For most of my life, wildlife photography meant scale. Tigers. Lions. Elephants. The kind of animals you travel across continents to see. Most of my early experiences came from safaris in India, where everything felt larger than life.
Then I moved to Boulder for grad school.
The opportunities changed. Research took over most of my time, and while I still made trips out to photograph, they became less frequent. Wildlife photography became something I did when I could, not something I planned my days around.
One day, I noticed a squirrel in my backyard. Nothing unusual at first. Just another backyard animal, running along the fence, disappearing into the ivy, coming back again. But there was something about the way it moved. Curious. Restless. Almost playful. It felt like there was a shot there.
I was reminded of an image I had seen from Isaac Spotts. A black bear, close, intimate, at eye level. It didn’t feel like a distant wildlife shot. It felt personal.
I wanted to try something like that.
It was a rainy day. The light was soft, the ivy in the backyard looked fresh, and everything had this muted, calm tone to it. I spent some time just watching. Waiting. Eventually, with a bit of patience and a peanut or two, I got the shot I had in mind.
That was it. I was hooked.
What started as a one-off attempt quickly turned into something else. I found myself spending more time in the backyard, watching these squirrels, learning their behavior, figuring out where they moved, when they felt comfortable, what caught their attention.
It became less about the shot, and more about understanding them.
On one particular day, I decided to try something different. I set up my long lens on a tripod, right where the squirrels usually climbed down from the fence. The idea was simple. Get a close, eye-level portrait as they stepped into frame.
At first, nothing happened. They stayed on the fence, watching from a distance. The camera was new. Suspicious. Not to be trusted.
I waited.
After about an hour, one of them came down. Slowly. Cautiously. This was a squirrel I had seen before. Slightly more curious than the others. I had started to recognize it. I call him Patrick.

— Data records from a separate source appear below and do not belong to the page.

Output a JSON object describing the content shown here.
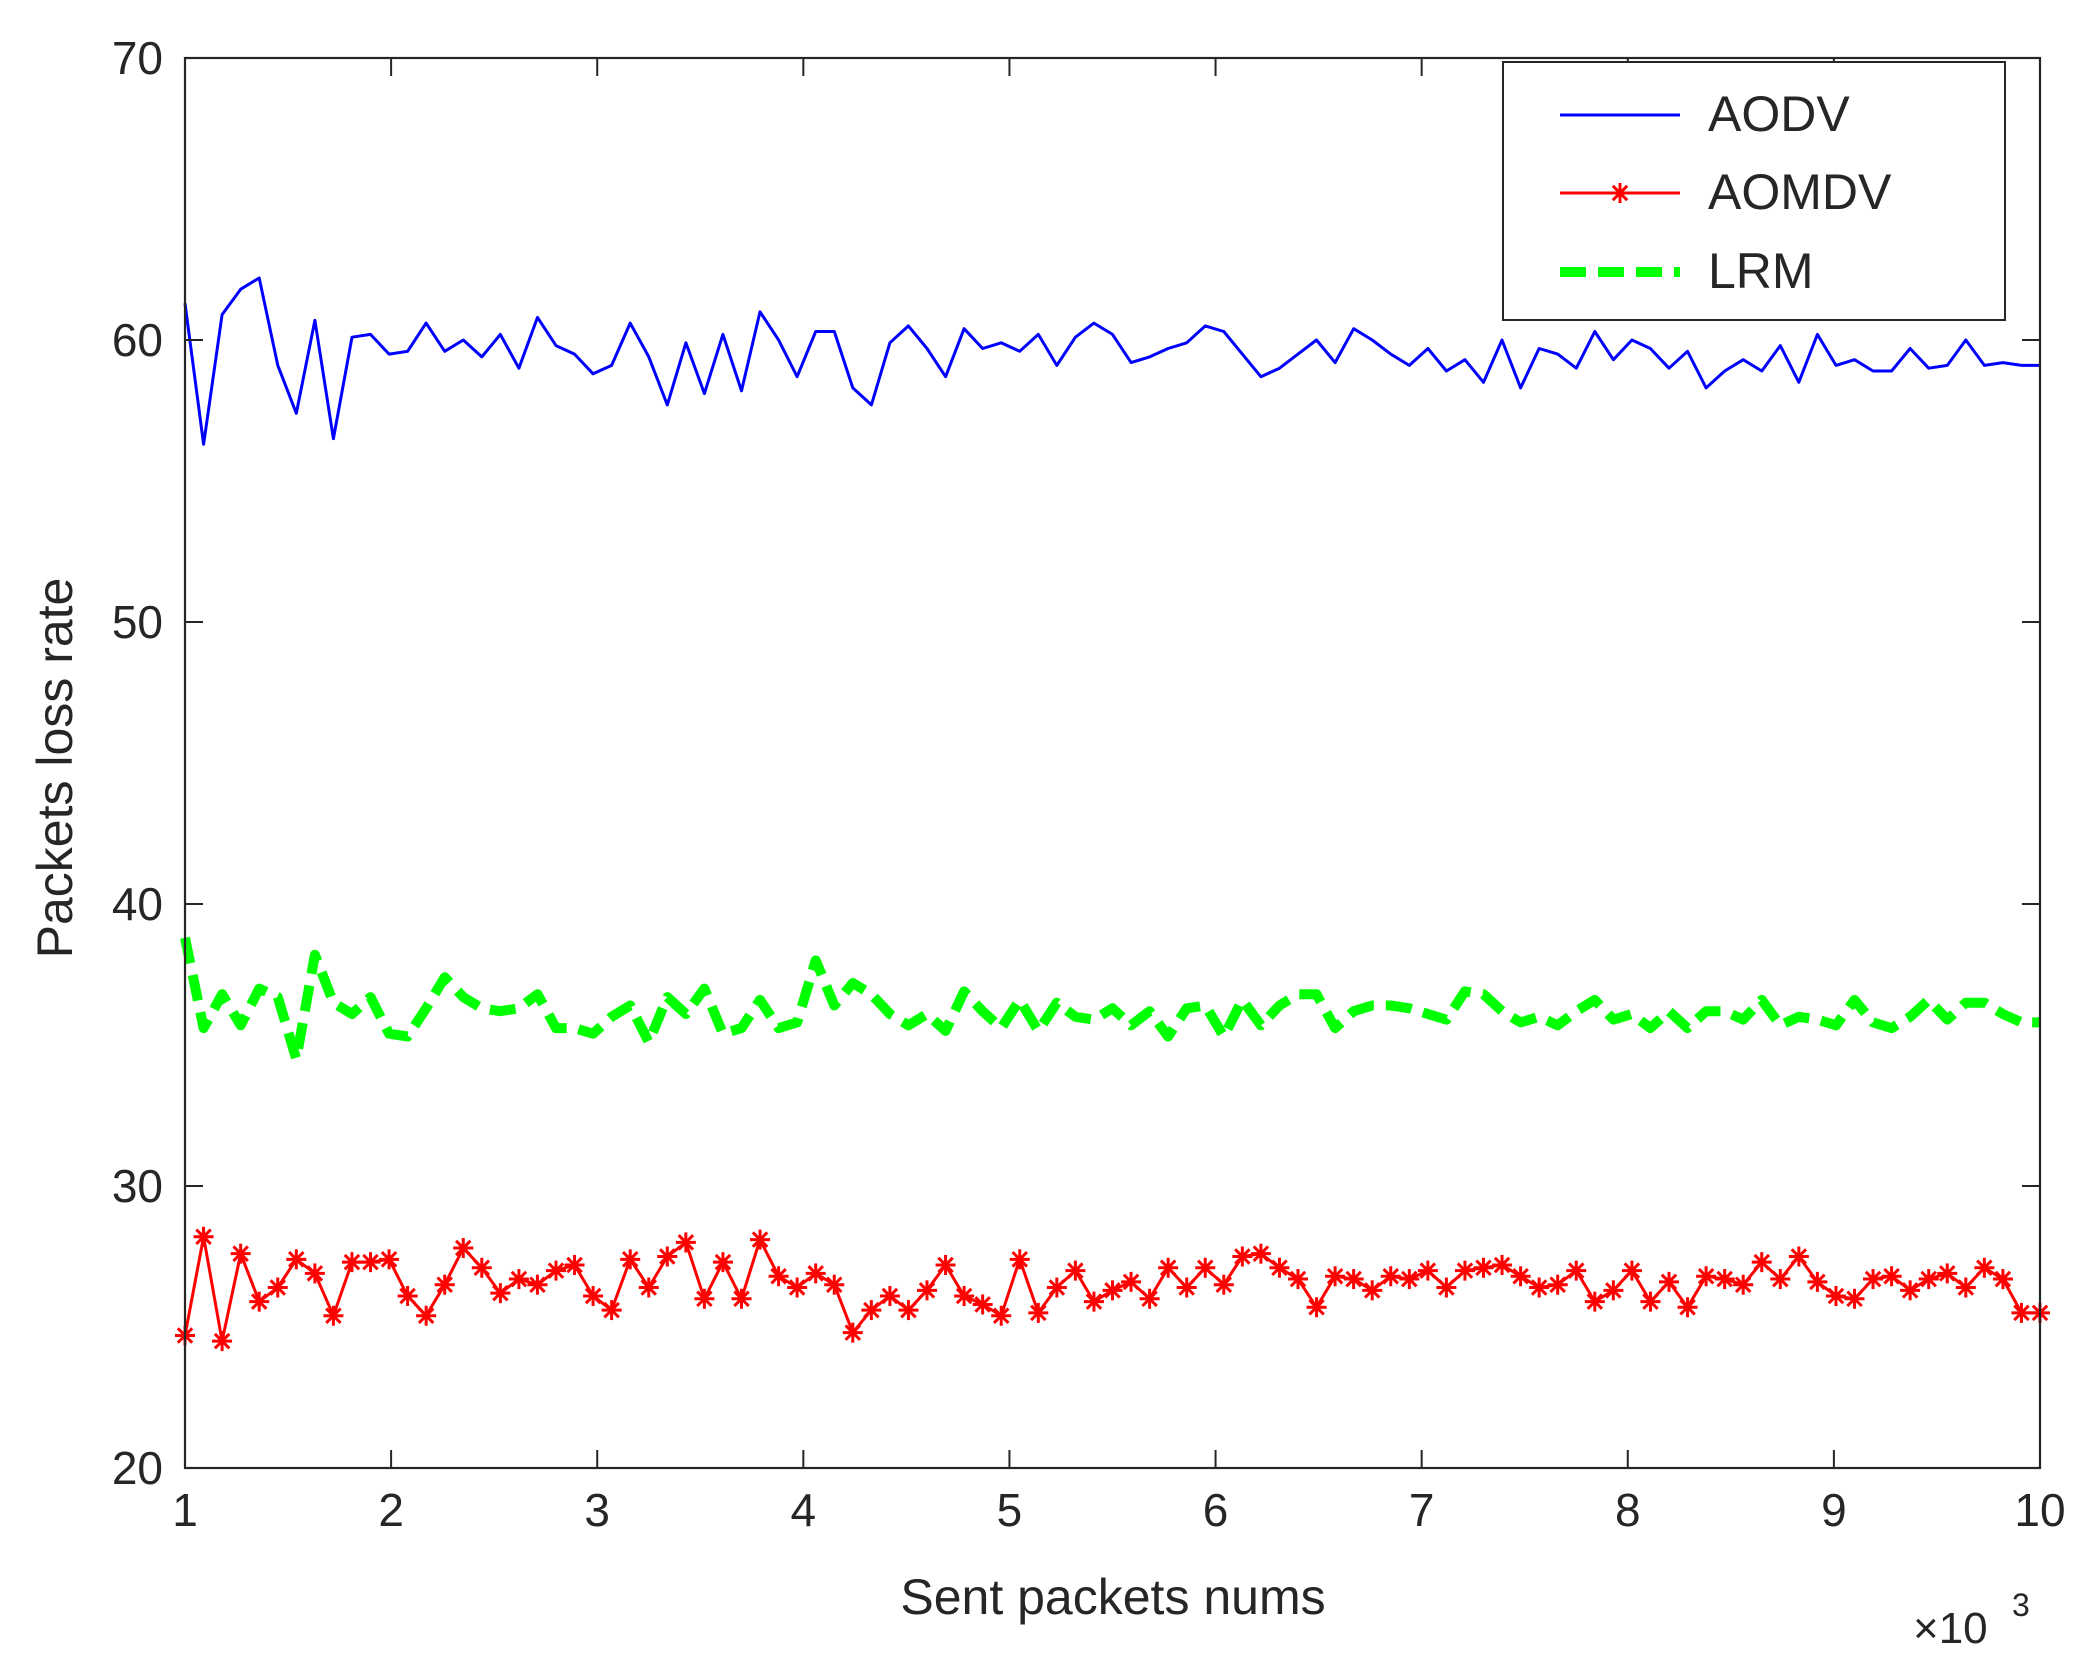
{
  "chart_data": {
    "type": "line",
    "xlabel": "Sent packets nums",
    "ylabel": "Packets loss rate",
    "x_multiplier_label": "×10",
    "x_multiplier_exponent": "3",
    "xlim": [
      1,
      10
    ],
    "ylim": [
      20,
      70
    ],
    "xticks": [
      1,
      2,
      3,
      4,
      5,
      6,
      7,
      8,
      9,
      10
    ],
    "yticks": [
      20,
      30,
      40,
      50,
      60,
      70
    ],
    "grid": false,
    "legend_position": "top-right",
    "x": [
      1.0,
      1.09,
      1.18,
      1.27,
      1.36,
      1.45,
      1.54,
      1.63,
      1.72,
      1.81,
      1.9,
      1.99,
      2.08,
      2.17,
      2.26,
      2.35,
      2.44,
      2.53,
      2.62,
      2.71,
      2.8,
      2.89,
      2.98,
      3.07,
      3.16,
      3.25,
      3.34,
      3.43,
      3.52,
      3.61,
      3.7,
      3.79,
      3.88,
      3.97,
      4.06,
      4.15,
      4.24,
      4.33,
      4.42,
      4.51,
      4.6,
      4.69,
      4.78,
      4.87,
      4.96,
      5.05,
      5.14,
      5.23,
      5.32,
      5.41,
      5.5,
      5.59,
      5.68,
      5.77,
      5.86,
      5.95,
      6.04,
      6.13,
      6.22,
      6.31,
      6.4,
      6.49,
      6.58,
      6.67,
      6.76,
      6.85,
      6.94,
      7.03,
      7.12,
      7.21,
      7.3,
      7.39,
      7.48,
      7.57,
      7.66,
      7.75,
      7.84,
      7.93,
      8.02,
      8.11,
      8.2,
      8.29,
      8.38,
      8.47,
      8.56,
      8.65,
      8.74,
      8.83,
      8.92,
      9.01,
      9.1,
      9.19,
      9.28,
      9.37,
      9.46,
      9.55,
      9.64,
      9.73,
      9.82,
      9.91,
      10.0
    ],
    "series": [
      {
        "name": "AODV",
        "color": "#0000ff",
        "style": "solid",
        "marker": "none",
        "values": [
          61.3,
          56.3,
          60.9,
          61.8,
          62.2,
          59.1,
          57.4,
          60.7,
          56.5,
          60.1,
          60.2,
          59.5,
          59.6,
          60.6,
          59.6,
          60.0,
          59.4,
          60.2,
          59.0,
          60.8,
          59.8,
          59.5,
          58.8,
          59.1,
          60.6,
          59.4,
          57.7,
          59.9,
          58.1,
          60.2,
          58.2,
          61.0,
          60.0,
          58.7,
          60.3,
          60.3,
          58.3,
          57.7,
          59.9,
          60.5,
          59.7,
          58.7,
          60.4,
          59.7,
          59.9,
          59.6,
          60.2,
          59.1,
          60.1,
          60.6,
          60.2,
          59.2,
          59.4,
          59.7,
          59.9,
          60.5,
          60.3,
          59.5,
          58.7,
          59.0,
          59.5,
          60.0,
          59.2,
          60.4,
          60.0,
          59.5,
          59.1,
          59.7,
          58.9,
          59.3,
          58.5,
          60.0,
          58.3,
          59.7,
          59.5,
          59.0,
          60.3,
          59.3,
          60.0,
          59.7,
          59.0,
          59.6,
          58.3,
          58.9,
          59.3,
          58.9,
          59.8,
          58.5,
          60.2,
          59.1,
          59.3,
          58.9,
          58.9,
          59.7,
          59.0,
          59.1,
          60.0,
          59.1,
          59.2,
          59.1,
          59.1
        ]
      },
      {
        "name": "AOMDV",
        "color": "#ff0000",
        "style": "solid",
        "marker": "asterisk",
        "values": [
          24.7,
          28.2,
          24.5,
          27.6,
          25.9,
          26.4,
          27.4,
          26.9,
          25.4,
          27.3,
          27.3,
          27.4,
          26.1,
          25.4,
          26.5,
          27.8,
          27.1,
          26.2,
          26.7,
          26.5,
          27.0,
          27.2,
          26.1,
          25.6,
          27.4,
          26.4,
          27.5,
          28.0,
          26.0,
          27.3,
          26.0,
          28.1,
          26.8,
          26.4,
          26.9,
          26.5,
          24.8,
          25.6,
          26.1,
          25.6,
          26.3,
          27.2,
          26.1,
          25.8,
          25.4,
          27.4,
          25.5,
          26.4,
          27.0,
          25.9,
          26.3,
          26.6,
          26.0,
          27.1,
          26.4,
          27.1,
          26.5,
          27.5,
          27.6,
          27.1,
          26.7,
          25.7,
          26.8,
          26.7,
          26.3,
          26.8,
          26.7,
          27.0,
          26.4,
          27.0,
          27.1,
          27.2,
          26.8,
          26.4,
          26.5,
          27.0,
          25.9,
          26.3,
          27.0,
          25.9,
          26.6,
          25.7,
          26.8,
          26.7,
          26.5,
          27.3,
          26.7,
          27.5,
          26.6,
          26.1,
          26.0,
          26.7,
          26.8,
          26.3,
          26.7,
          26.9,
          26.4,
          27.1,
          26.7,
          25.5,
          25.5
        ]
      },
      {
        "name": "LRM",
        "color": "#00ff00",
        "style": "dashed",
        "marker": "none",
        "values": [
          38.8,
          35.6,
          36.8,
          35.7,
          37.0,
          36.7,
          34.5,
          38.2,
          36.5,
          36.1,
          36.7,
          35.4,
          35.3,
          36.3,
          37.4,
          36.7,
          36.3,
          36.2,
          36.3,
          36.8,
          35.6,
          35.6,
          35.4,
          36.0,
          36.4,
          35.1,
          36.7,
          36.1,
          37.0,
          35.4,
          35.6,
          36.6,
          35.6,
          35.8,
          38.0,
          36.4,
          37.2,
          36.8,
          36.1,
          35.7,
          36.1,
          35.5,
          36.9,
          36.2,
          35.6,
          36.6,
          35.5,
          36.5,
          36.0,
          35.9,
          36.3,
          35.7,
          36.2,
          35.3,
          36.3,
          36.4,
          35.3,
          36.6,
          35.7,
          36.4,
          36.8,
          36.8,
          35.6,
          36.2,
          36.4,
          36.4,
          36.3,
          36.1,
          35.9,
          36.9,
          36.8,
          36.2,
          35.8,
          36.0,
          35.7,
          36.2,
          36.6,
          35.9,
          36.1,
          35.6,
          36.2,
          35.6,
          36.2,
          36.2,
          35.9,
          36.6,
          35.7,
          36.0,
          35.9,
          35.7,
          36.6,
          35.8,
          35.6,
          36.0,
          36.6,
          35.9,
          36.5,
          36.5,
          36.1,
          35.8,
          35.8
        ]
      }
    ]
  }
}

He didn’t run. He didn’t dart away. Instead, he walked up to the camera and started inspecting it. The tripod. The lens. Everything.
I wasn’t ready.
I grabbed my second camera, almost scrambling, and managed to get into position just in time
And that was the shot.
Over the past few months, these backyard encounters have turned into something I didn’t expect. A small, quiet project. A different kind of wildlife photography. Less about scale, more about proximity. Less about chasing, more about staying still.
If you look closely enough, there’s a lot happening right in front of you.
Turns out, you don’t always have to go far to find something worth photographing.